We recently had to write a one-off script to update some data in a database. A simple “find and replace” in multiple columns across multiple tables.
We ultimately chose to do something like this:
def process! do
update_value(User, :first_name)
update_value(User, :last_name)
update_value(Post, :title)
update_value(Comment, :body)
update_value(Article, :content)
update_value(Article, :excerpt)
end
def update_value(schema, field, old_thing, new_thing) do
schema
|> Repo.all()
|> Enum.each(fn
value = Map.get(row, field)
new_value = String.replace(value, old_thing, new_thing)
row
|> Changeset.change()
|> Changeset.put_change(field, new_value)
|> Repo.update!()
end)
end
One might take a look at this code and say “Well, that’s not very DRY code, is it?” Shouldn’t we map out our schemas and fields in a nice list like so:
[
%{schema: User, fields: [:first_name, :last_name]},
%{schema: Post, fields: [:title]},
%{schema: Comment, fields: [:body]},
%{schema: Article, fields: [:content, :excerpt]}
]
and then iterate over it to make sure we don’t repeat ourselves?
@list [
%{schema: User, fields: [:first_name, :last_name]},
%{schema: Post, fields: [:title]},
%{schema: Comment, fields: [:body]},
%{schema: Article, fields: [:content, :excerpt]}
]
def process! do
Enum.each(@list, fn %{schema: schema, fields: fields} ->
schema
|> Repo.all()
|> Enum.each(fn
changeset = Changeset.change(row)
changeset = Enum.reduce(fields, changeset, fn field, acc ->
value = Map.get(row, field)
new_value = String.replace(value, old_thing, new_thing)

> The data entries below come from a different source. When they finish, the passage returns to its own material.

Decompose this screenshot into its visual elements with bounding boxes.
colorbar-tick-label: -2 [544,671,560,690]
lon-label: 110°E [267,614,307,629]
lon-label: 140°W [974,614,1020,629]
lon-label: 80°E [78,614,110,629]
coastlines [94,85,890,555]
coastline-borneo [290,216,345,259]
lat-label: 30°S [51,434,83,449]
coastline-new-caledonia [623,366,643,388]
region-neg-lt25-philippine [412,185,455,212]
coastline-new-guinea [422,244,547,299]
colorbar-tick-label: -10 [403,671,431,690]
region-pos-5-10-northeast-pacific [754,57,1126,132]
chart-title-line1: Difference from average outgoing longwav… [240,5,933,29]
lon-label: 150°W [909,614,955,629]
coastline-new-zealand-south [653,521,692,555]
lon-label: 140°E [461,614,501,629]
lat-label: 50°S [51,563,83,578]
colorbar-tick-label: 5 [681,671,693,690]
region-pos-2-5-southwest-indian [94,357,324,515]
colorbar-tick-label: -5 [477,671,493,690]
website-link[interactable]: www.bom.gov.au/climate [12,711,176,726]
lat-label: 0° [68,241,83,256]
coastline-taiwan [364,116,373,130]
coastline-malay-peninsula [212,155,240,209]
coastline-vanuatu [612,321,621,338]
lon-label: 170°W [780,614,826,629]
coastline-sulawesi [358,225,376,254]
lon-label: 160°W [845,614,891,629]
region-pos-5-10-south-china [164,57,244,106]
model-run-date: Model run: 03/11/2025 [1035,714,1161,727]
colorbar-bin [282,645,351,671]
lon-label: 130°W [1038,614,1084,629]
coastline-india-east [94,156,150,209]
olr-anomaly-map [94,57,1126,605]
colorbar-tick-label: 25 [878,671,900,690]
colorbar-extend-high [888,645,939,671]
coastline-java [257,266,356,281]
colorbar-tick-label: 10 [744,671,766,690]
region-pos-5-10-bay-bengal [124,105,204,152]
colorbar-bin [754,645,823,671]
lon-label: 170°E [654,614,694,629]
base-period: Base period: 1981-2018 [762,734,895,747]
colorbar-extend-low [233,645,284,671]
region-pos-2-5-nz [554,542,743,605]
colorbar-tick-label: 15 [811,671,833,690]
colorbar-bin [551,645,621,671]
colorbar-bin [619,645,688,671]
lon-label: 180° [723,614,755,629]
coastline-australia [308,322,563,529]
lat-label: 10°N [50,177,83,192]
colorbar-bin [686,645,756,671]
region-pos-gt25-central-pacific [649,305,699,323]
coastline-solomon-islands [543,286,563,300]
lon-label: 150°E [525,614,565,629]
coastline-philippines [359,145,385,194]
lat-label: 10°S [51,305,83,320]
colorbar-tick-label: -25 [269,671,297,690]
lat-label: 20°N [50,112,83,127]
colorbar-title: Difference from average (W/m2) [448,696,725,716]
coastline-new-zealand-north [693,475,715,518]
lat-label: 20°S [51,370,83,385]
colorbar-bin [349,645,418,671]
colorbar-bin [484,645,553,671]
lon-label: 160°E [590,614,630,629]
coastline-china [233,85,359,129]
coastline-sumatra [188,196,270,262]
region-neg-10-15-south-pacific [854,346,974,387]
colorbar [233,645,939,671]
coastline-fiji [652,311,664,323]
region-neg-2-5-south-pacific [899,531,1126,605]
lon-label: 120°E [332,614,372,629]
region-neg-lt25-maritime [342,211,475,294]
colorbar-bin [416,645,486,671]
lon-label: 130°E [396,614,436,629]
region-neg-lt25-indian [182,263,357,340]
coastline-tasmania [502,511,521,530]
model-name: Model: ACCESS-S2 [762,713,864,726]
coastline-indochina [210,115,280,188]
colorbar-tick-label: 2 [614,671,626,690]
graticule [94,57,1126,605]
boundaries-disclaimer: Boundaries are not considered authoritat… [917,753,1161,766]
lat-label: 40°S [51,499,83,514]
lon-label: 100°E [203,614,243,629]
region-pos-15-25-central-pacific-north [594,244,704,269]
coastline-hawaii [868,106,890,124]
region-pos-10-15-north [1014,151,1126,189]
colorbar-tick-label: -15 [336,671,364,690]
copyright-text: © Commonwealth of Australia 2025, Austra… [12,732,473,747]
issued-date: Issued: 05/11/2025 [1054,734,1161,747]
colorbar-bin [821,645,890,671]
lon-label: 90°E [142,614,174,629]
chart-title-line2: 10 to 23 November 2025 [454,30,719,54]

Changeset.put_change(changeset, field, new_value)
end)
Repo.update!(changeset)
end)
end)
end
I’m not a big fan of the second one.
The complexity we needed to add feels unnecessary to me, especially for a one-off script where we don’t care about processing two fields in the same schema separately. It feels like an unecessary extra abstraction.
I think the first one strikes just the right balance of DRY:
But I guess these things are always a bit subjective 🙂